Over the course of the week my voice followed a pattern of being stronger in the morning but weakening by lunchtime. My class has been very very good. I’m glad I made the decision to come in and get their help making it through each day. Oh, and we fit DEAR time in on Wednesday and on Thursday. Each time it gets a little better. Today is Friday and what better way to end a week of learning and helping each other than with a good book and DEAR time!

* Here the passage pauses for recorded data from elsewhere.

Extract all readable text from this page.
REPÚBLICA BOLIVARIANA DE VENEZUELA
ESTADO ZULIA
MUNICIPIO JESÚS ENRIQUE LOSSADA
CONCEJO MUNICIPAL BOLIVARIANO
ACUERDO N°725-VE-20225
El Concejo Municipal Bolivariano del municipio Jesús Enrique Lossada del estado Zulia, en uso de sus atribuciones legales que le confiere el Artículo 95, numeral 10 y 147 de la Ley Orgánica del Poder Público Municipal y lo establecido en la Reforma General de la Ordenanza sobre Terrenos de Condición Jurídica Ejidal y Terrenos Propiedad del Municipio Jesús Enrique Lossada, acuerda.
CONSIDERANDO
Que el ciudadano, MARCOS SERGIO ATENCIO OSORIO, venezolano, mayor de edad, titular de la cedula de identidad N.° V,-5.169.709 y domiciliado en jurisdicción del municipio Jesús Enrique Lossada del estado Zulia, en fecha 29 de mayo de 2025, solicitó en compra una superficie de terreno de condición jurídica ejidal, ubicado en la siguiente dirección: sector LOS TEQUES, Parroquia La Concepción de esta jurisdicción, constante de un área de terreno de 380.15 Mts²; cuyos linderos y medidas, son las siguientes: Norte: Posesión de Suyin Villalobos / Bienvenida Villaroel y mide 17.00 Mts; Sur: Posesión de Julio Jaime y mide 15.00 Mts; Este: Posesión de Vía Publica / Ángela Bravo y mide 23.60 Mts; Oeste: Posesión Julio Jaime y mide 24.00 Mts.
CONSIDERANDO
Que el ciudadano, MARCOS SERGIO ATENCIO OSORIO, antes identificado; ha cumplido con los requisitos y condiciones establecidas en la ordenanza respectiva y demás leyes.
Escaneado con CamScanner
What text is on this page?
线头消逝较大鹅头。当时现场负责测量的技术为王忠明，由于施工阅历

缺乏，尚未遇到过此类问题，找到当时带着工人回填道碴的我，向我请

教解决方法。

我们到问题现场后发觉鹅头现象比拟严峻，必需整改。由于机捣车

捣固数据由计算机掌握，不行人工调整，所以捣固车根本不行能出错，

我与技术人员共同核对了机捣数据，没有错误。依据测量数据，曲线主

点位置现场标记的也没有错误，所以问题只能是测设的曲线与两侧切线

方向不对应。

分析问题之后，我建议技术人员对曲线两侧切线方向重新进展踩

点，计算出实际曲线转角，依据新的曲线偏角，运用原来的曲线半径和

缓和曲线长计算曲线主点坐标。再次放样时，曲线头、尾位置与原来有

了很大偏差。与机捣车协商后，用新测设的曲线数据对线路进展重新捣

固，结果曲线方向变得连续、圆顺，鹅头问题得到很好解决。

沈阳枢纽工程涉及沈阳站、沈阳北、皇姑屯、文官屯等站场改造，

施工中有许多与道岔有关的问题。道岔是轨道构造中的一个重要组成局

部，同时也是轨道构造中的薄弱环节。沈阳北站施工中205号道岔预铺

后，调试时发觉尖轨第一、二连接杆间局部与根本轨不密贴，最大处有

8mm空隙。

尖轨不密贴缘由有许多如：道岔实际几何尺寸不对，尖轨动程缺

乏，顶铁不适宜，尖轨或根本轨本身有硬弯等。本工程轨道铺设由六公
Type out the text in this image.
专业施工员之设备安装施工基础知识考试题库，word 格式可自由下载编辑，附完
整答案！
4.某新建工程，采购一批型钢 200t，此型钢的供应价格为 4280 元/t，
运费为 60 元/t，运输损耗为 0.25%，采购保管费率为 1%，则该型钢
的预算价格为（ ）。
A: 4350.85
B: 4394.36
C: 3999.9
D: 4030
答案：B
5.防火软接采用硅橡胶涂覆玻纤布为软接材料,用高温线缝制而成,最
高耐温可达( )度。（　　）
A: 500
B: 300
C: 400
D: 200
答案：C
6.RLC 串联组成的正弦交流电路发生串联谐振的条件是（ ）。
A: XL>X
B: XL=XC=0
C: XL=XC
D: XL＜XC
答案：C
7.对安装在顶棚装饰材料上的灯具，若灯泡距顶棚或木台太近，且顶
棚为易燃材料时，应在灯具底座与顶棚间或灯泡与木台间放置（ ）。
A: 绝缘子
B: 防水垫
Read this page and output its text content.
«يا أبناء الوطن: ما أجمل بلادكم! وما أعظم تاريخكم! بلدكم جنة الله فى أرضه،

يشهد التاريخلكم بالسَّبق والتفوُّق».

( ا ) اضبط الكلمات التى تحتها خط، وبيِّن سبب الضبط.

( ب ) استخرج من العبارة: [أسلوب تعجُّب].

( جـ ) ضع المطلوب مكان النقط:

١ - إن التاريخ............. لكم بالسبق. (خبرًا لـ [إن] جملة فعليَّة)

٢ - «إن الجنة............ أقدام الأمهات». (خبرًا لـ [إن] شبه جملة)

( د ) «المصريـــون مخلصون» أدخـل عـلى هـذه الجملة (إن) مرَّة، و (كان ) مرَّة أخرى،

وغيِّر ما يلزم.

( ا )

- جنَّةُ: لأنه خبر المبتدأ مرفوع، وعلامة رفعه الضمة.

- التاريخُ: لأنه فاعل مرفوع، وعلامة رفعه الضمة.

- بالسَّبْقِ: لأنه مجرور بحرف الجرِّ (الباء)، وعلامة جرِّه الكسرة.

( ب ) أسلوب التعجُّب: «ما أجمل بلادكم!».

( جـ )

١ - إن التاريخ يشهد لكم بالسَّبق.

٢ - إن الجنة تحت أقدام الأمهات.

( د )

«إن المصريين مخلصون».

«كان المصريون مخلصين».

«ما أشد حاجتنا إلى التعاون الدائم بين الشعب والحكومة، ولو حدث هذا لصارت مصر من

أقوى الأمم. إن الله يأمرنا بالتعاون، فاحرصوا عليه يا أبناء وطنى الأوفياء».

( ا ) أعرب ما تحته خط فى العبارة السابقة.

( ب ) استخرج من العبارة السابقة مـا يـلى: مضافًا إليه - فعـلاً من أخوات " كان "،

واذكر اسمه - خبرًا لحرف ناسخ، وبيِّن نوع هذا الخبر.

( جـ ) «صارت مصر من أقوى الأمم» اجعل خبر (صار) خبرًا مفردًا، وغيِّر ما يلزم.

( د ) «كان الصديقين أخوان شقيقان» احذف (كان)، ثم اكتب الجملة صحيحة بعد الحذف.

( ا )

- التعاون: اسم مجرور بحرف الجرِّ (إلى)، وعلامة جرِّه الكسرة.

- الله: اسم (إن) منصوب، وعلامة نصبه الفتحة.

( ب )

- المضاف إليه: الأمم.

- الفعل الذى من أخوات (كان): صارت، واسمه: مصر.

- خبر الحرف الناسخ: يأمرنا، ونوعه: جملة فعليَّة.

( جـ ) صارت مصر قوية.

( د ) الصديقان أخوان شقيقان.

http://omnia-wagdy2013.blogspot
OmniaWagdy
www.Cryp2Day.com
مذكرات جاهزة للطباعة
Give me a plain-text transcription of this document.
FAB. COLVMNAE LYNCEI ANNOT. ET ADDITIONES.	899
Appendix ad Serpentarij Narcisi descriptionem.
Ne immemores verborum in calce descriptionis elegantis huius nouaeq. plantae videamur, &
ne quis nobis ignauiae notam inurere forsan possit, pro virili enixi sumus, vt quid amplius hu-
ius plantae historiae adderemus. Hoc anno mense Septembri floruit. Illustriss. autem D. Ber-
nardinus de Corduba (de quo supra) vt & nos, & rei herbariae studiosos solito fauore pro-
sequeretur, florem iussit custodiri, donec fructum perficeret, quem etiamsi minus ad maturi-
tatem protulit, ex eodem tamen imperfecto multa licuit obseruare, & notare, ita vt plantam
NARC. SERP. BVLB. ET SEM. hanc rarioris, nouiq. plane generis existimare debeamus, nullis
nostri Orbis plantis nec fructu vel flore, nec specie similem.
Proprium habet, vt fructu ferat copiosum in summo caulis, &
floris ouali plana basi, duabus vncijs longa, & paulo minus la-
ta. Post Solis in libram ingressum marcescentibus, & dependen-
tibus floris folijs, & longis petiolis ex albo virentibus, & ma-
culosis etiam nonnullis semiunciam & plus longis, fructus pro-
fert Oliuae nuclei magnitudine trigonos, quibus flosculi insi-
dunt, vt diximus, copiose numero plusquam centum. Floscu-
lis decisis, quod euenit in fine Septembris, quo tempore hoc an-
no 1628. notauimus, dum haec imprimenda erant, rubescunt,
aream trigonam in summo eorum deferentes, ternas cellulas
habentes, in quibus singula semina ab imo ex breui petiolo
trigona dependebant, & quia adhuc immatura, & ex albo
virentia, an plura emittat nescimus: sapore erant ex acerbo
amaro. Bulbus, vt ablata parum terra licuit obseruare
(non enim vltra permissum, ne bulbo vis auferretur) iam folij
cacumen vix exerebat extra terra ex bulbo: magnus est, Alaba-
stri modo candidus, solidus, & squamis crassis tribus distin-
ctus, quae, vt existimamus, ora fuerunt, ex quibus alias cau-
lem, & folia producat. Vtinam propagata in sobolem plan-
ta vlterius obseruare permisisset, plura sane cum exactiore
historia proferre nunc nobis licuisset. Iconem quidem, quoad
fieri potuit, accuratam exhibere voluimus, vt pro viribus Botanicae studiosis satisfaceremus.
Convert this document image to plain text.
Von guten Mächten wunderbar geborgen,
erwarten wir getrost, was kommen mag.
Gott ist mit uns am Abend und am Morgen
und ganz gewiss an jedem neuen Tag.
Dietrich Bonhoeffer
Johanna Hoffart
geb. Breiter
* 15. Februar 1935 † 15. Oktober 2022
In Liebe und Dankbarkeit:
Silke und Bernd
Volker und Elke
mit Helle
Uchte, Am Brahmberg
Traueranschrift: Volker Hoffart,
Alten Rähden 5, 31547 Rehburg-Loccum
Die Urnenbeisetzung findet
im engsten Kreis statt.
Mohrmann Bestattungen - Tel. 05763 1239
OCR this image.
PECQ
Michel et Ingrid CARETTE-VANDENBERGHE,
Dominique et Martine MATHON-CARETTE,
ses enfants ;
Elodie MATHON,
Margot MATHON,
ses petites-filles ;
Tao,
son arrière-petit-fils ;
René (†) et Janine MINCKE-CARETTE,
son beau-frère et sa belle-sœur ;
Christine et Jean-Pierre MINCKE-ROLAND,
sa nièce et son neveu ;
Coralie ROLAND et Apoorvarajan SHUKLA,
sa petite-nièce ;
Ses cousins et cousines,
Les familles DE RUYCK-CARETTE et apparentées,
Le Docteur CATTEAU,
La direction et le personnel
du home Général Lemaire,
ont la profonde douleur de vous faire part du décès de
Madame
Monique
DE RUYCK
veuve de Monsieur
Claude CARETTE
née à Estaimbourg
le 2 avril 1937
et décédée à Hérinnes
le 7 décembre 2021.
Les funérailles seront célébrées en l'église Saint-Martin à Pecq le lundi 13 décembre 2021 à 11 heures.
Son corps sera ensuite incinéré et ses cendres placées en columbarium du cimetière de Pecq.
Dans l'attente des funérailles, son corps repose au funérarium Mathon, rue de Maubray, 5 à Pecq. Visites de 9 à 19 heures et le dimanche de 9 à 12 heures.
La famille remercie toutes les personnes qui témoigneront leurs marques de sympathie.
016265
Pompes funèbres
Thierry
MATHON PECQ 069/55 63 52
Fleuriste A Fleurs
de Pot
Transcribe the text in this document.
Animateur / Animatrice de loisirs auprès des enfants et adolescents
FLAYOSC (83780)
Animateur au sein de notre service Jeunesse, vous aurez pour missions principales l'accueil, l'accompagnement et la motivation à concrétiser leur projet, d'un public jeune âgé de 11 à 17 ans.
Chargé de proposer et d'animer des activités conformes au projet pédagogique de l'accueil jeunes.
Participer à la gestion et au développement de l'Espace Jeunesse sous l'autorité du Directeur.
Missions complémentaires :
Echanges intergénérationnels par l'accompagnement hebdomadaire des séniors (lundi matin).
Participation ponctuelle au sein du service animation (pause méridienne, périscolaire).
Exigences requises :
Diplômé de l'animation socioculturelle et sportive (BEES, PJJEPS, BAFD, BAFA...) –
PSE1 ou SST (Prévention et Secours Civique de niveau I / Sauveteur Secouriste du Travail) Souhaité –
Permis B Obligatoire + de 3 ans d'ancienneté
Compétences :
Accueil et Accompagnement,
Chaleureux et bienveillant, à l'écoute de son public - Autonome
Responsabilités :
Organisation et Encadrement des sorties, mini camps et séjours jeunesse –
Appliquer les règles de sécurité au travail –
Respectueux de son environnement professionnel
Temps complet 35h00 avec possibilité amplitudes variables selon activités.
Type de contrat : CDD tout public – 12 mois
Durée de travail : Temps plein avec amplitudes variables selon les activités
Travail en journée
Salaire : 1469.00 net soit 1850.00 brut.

7 thoughts on “DEAR, It Gets Better!

  1. Great plan and a good one for all! I am sure the students love having more DEAR time and you were able to be there, too. Losing our voice is a common teacher ailment. Lots of hot tea with honey! Hope you are 100% soon!

    Liked by 1 person

  2. I do think students rally when they know we need extra help. It is amazing how our presence, even under the weather, holds the class together more than a sub.
    I wish we all felt able to give more DEAR time. There is always that nagging thought that we should be covering more content instead of letting them read…

    Liked by 1 person

  3. I know but what is incredible is how the attitude towards reading has changed for the better in just this short amount of time. I notice that they read quietly after a test better because it seems they now know better what it feels like to read quietly.


  4. In doing what you are doing – by adapting to the circumstance and turning an unfortunate situation into something enjoyable and productive, you are teaching your children resilience, flexibility and adaptability – let alone optimism. Maybe even more important than the lessons you didn’t get to for lack of voice. So inspiring.